Things could be improved with the v3 SPEKTRA Edge wide-column version.

7 - SPEKTRA Edge Logging Store

Understanding the SPEKTRA Edge loggging store.

The logging store for logs is implemented in the logging/logs_store/v1/store.go file. This interface also uses the WideColumn store under the hood. We are mapping to KeyedValues all Log instances. Unlike in Audit, these logs can truly be very long, for one uid.Key mapping we can have logs lasting days, months, and years.

From the Log instance, we extract fields scope, region, service, version, log_descriptor, and labels, which are converted to uid.Key.
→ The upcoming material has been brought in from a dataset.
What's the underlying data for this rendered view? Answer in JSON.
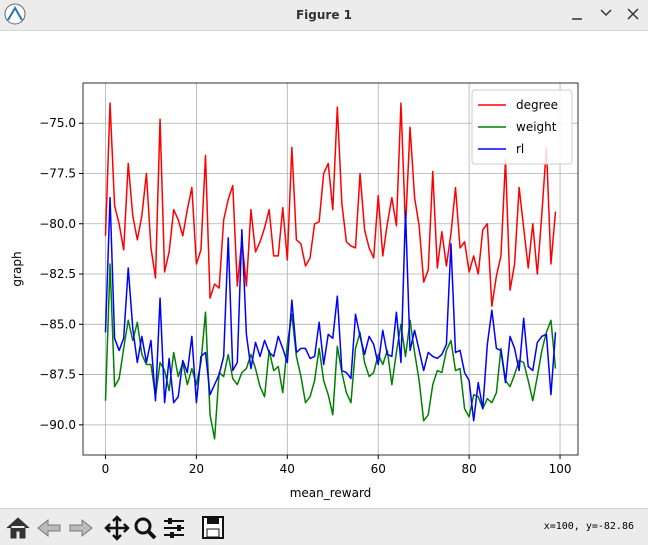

Regarding ColumnValue, the whole Log body is marshaled into a binary array, and the rest of the columns are extracted in the following way:

  • Column family is just one for all logs
  • Time is taken from the log timestamp, but we use second precision only.
  • To prevent log overrides, in the column key we store the nanosecond part of the log timestamp.

In this case, we would also benefit from the v3 version where timestamps have nanosecond precision.

Logs saving/querying is like for other described here storages, and source code should be more or less readable.